Que reste-t-il de cet été à ciel ouvert ?

 D’allure subitement renfrognée, voilà donc la belle saison qui file en douce à travers le labyrinthe des jours. Pas eu le loisir de tout faire. Pas encore eu la vertu de tout défaire. Impossible de se séparer du feu de paille des nuits éclairées au solstice. Comme une sensation d'inachevé, poussée à bout, fouettée par la fièvre des embruns en bout de jetée. Encore prolonger l’instant de la magie de l’heure bleue, éclipsée au fil de l’infini par on ne sait quelle sorcellerie.

On se croise, on se salue, on se mêle à nos histoires, on se démêle tant et plus sans importance, puis à bout de souffle, on retourne au désordre de son quotidien. Autant d’amours congédiés à la va vite que d’herbes folles chahutées par le panache des vents. Plus rien de neuf le long du bord de grève désaffectée. À peine quelques lustres écatis au soleil couchant agrémentés du bruit de pas incertains. Fragments de saveurs penchées au chevet d’âmes solitaires. Un regard furtif qui s’attarde jusque dans les pénates du soir. Bien peu de choses, voir pas grand-chose. Futiles bagatelles déposées par les aléas de l’obscur. Puis ce silence en embuscade, comme pour élaborer une langue inconnue, à la merci de tous. Véritable big-bang sensoriel à bout de souffle.

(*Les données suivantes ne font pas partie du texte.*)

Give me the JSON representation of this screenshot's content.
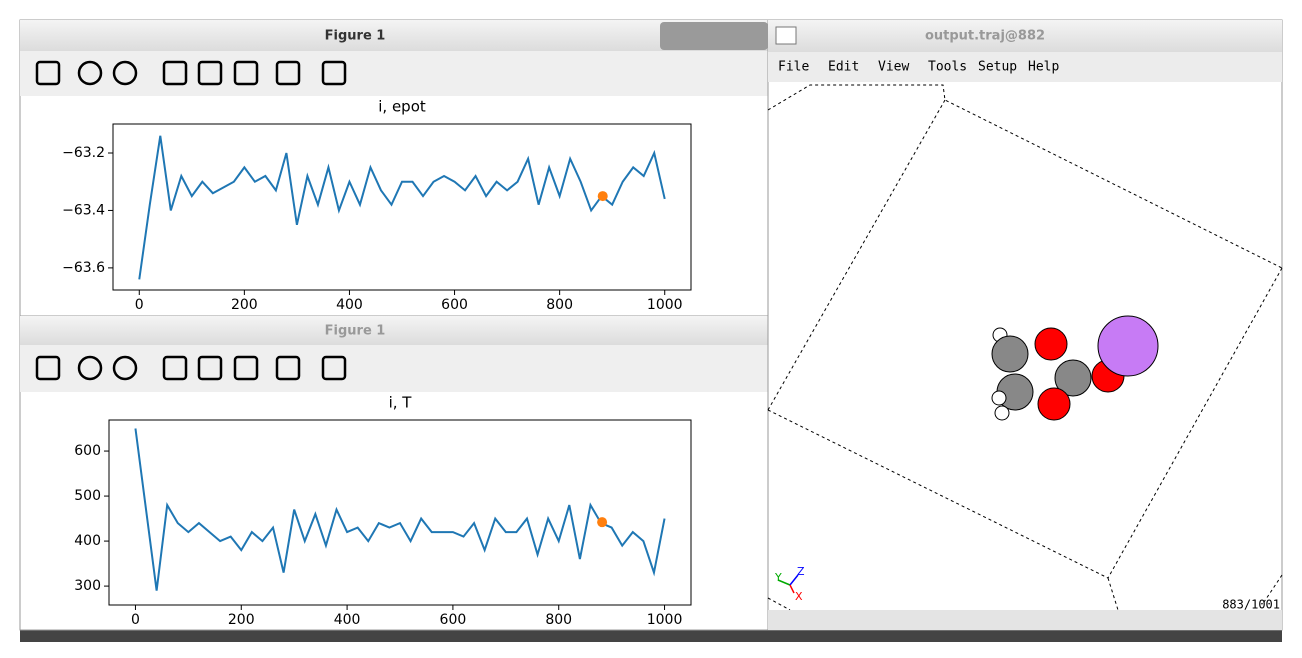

 Des éclats de rire. Des pensées frivoles. Des visages poudrés de fadaises et d’organdi. Des ombres déchirées dans la nuit. Des poussières d’étoiles. L’horizon qui pourfend les géants du grand large. Le silence des agneaux ordinaires. Le murmure des dunes, seule réponse aux potins du monde. Le sablier qui parachève son œuvre, sans plus grande importance. Souvenirs de certaines heures promises à l’oubli, soumises à l’ennui. D’un jour à l’autre ces débris d’égratignures sans importance faîte de moments semblables et répétés pendant un laps de temps qui semble interminable.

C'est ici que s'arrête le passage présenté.